A major consensus bug has affected more than half the Ethereum network’s nodes, causing those running older versions of Geth to split from the main network.
According to Ethereum software developer Marius van der Wijden, an unknown individual or group exploited a vulnerability affecting earlier versions of Geth, one of Ethereum’s software clients. According to the developer, Geth clients and Ethereum nodes running software v1.10.7 or earlier are at risk of splitting from the network.
“Users that run validators need to update their nodes quickly (in the next 10h I think) as they would otherwise vote on invalid committees,” said van der Wijden.
A chain split has occurred on the Ethereum mainnet. The issue was resolved in the v1.10.8 release announced previously. Please update your nodes, if you haven’t already!
— Go Ethereum (@go_ethereum) August 27, 2021
Binance Smart Chain’s Twitter account and others had previously warned Geth clients to update to v1.10.8, which claimed to have a hotfix for the vulnerability in the earlier versions.
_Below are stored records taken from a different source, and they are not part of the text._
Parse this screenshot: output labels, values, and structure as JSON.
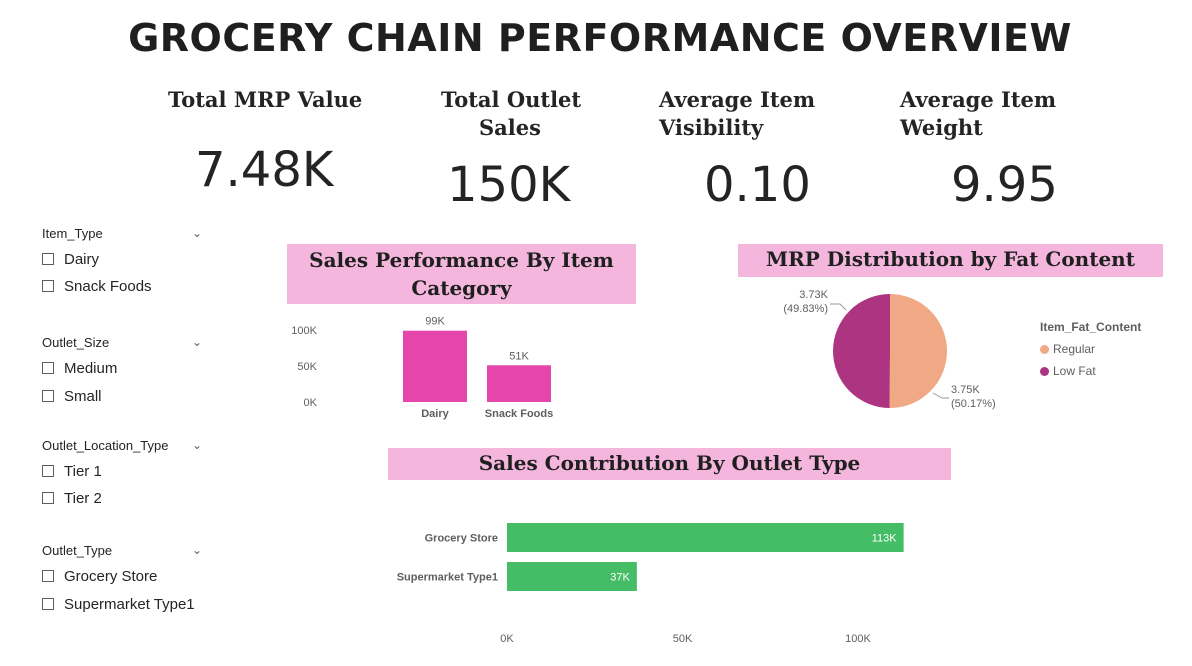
{
  "title": "GROCERY CHAIN PERFORMANCE OVERVIEW",
  "kpis": [
    {
      "label_lines": [
        "Total MRP Value"
      ],
      "value": "7.48K"
    },
    {
      "label_lines": [
        "Total Outlet",
        "Sales"
      ],
      "value": "150K"
    },
    {
      "label_lines": [
        "Average Item",
        "Visibility"
      ],
      "value": "0.10"
    },
    {
      "label_lines": [
        "Average Item",
        "Weight"
      ],
      "value": "9.95"
    }
  ],
  "slicers": [
    {
      "label": "Item_Type",
      "options": [
        "Dairy",
        "Snack Foods"
      ]
    },
    {
      "label": "Outlet_Size",
      "options": [
        "Medium",
        "Small"
      ]
    },
    {
      "label": "Outlet_Location_Type",
      "options": [
        "Tier 1",
        "Tier 2"
      ]
    },
    {
      "label": "Outlet_Type",
      "options": [
        "Grocery Store",
        "Supermarket Type1"
      ]
    }
  ],
  "chart_data": [
    {
      "type": "bar",
      "title": "Sales Performance By Item Category",
      "title_lines": [
        "Sales Performance By Item",
        "Category"
      ],
      "categories": [
        "Dairy",
        "Snack Foods"
      ],
      "values": [
        99000,
        51000
      ],
      "data_labels": [
        "99K",
        "51K"
      ],
      "yticks": [
        "0K",
        "50K",
        "100K"
      ],
      "ylim": [
        0,
        100000
      ],
      "color": "#e645ac"
    },
    {
      "type": "pie",
      "title": "MRP Distribution by Fat Content",
      "legend_title": "Item_Fat_Content",
      "legend_position": "right",
      "slices": [
        {
          "name": "Regular",
          "value": 3750,
          "label": "3.75K",
          "percent": "(50.17%)",
          "color": "#f0a885"
        },
        {
          "name": "Low Fat",
          "value": 3730,
          "label": "3.73K",
          "percent": "(49.83%)",
          "color": "#ad3480"
        }
      ]
    },
    {
      "type": "bar",
      "orientation": "horizontal",
      "title": "Sales Contribution By Outlet Type",
      "categories": [
        "Grocery Store",
        "Supermarket Type1"
      ],
      "values": [
        113000,
        37000
      ],
      "data_labels": [
        "113K",
        "37K"
      ],
      "xticks": [
        "0K",
        "50K",
        "100K"
      ],
      "xlim": [
        0,
        100000
      ],
      "color": "#45bd66"
    }
  ]
}
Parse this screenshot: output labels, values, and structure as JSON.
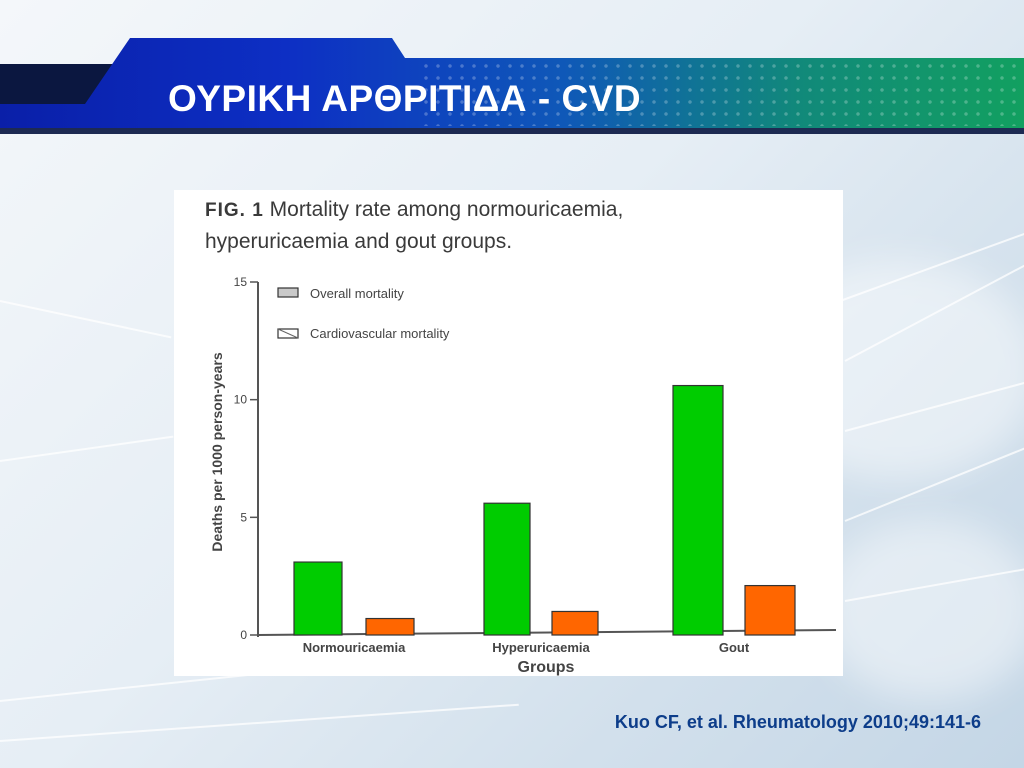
{
  "slide": {
    "title": "ΟΥΡΙΚΗ ΑΡΘΡΙΤΙΔΑ - CVD",
    "citation": "Kuo CF, et al. Rheumatology 2010;49:141-6"
  },
  "figure": {
    "label": "FIG. 1",
    "caption_line1": "Mortality rate among normouricaemia,",
    "caption_line2": "hyperuricaemia and gout groups."
  },
  "colors": {
    "overall": "#00cc00",
    "cardiovascular": "#ff6600",
    "title_text": "#ffffff",
    "citation_text": "#0d3d8a"
  },
  "chart_data": {
    "type": "bar",
    "categories": [
      "Normouricaemia",
      "Hyperuricaemia",
      "Gout"
    ],
    "series": [
      {
        "name": "Overall mortality",
        "values": [
          3.1,
          5.6,
          10.6
        ]
      },
      {
        "name": "Cardiovascular mortality",
        "values": [
          0.7,
          1.0,
          2.1
        ]
      }
    ],
    "xlabel": "Groups",
    "ylabel": "Deaths per 1000 person-years",
    "ylim": [
      0,
      15
    ],
    "yticks": [
      0,
      5,
      10,
      15
    ],
    "grid": false,
    "legend_position": "top-left"
  }
}
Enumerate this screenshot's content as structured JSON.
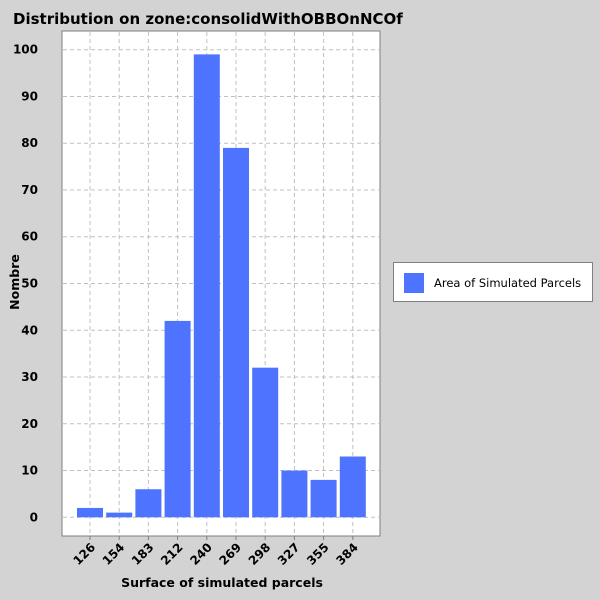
{
  "chart_data": {
    "type": "bar",
    "title": "Distribution on zone:consolidWithOBBOnNCOf",
    "xlabel": "Surface of simulated parcels",
    "ylabel": "Nombre",
    "categories": [
      "126",
      "154",
      "183",
      "212",
      "240",
      "269",
      "298",
      "327",
      "355",
      "384"
    ],
    "series": [
      {
        "name": "Area of Simulated Parcels",
        "values": [
          2,
          1,
          6,
          42,
          99,
          79,
          32,
          10,
          8,
          13
        ]
      }
    ],
    "ylim": [
      -4,
      104
    ],
    "yticks": [
      0,
      10,
      20,
      30,
      40,
      50,
      60,
      70,
      80,
      90,
      100
    ],
    "grid": true,
    "legend": "right",
    "colors": {
      "bar": "#4e73ff",
      "background": "#d3d3d3",
      "plot": "#ffffff",
      "grid": "#c0c0c0"
    }
  }
}
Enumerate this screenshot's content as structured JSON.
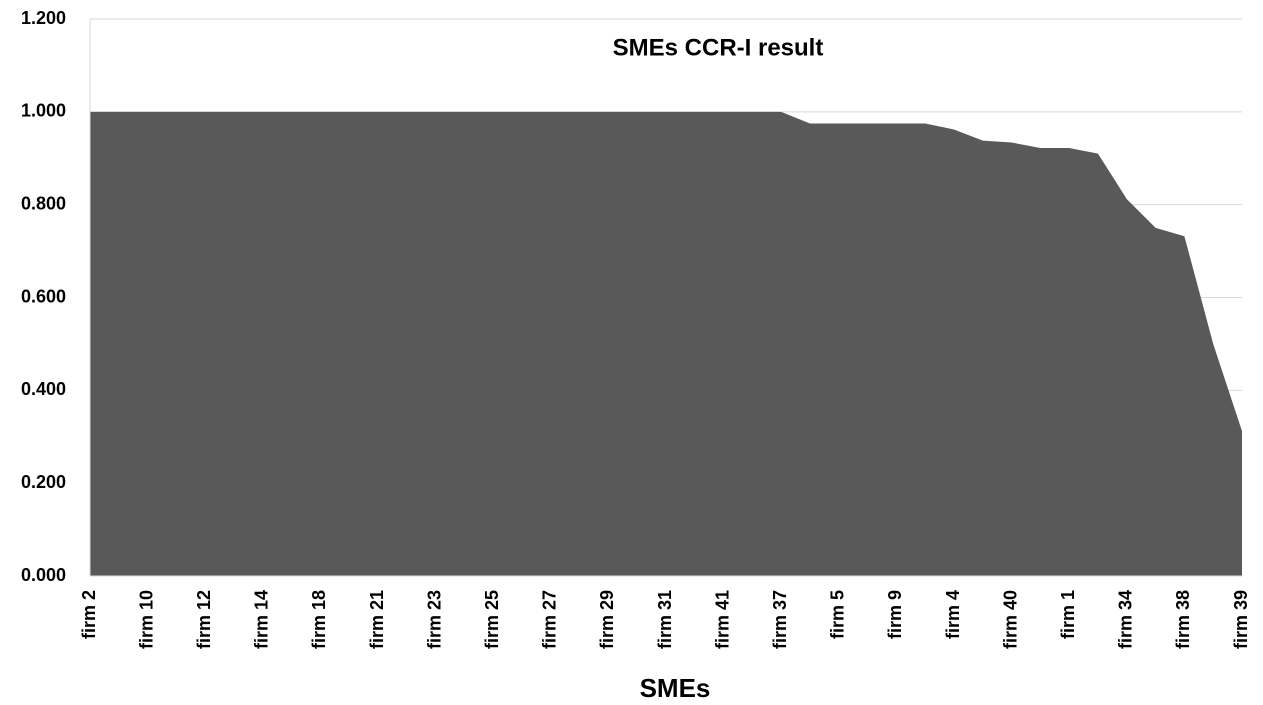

Ethereum Virtual Machine- or EVM-compatible chains may also be at risk. According to data from Ethernodes.org, 74.6% of all Ethereum nodes are running Geth, with only 28.4% of Geth clients currently running v1.10.8, meaning roughly 53% of all nodes on the network are potentially at risk.
“Stay away from doing [transactions] for a while till confirmed, unless you are sure you are submitting to latest Geth,” advised Yearn.finance founder Andre Cronje
Related: Ethereum London hard fork goes live
Though software bugs have previously threatened nodes on the Ethereum network, this incident seems to be one of the biggest affecting a major blockchain. In August 2020, roughly 12% of the network’s nodes were unusable after a bug compromised half of the Parity nodes and all OpenEthereum nodes.
At the time of publication, the price of Ether (ETH) seems to be unaffected by the split. Data from Cointelegraph Markets Pro shows the ETH price is $3,241, having risen more than 4% in the last 24 hours.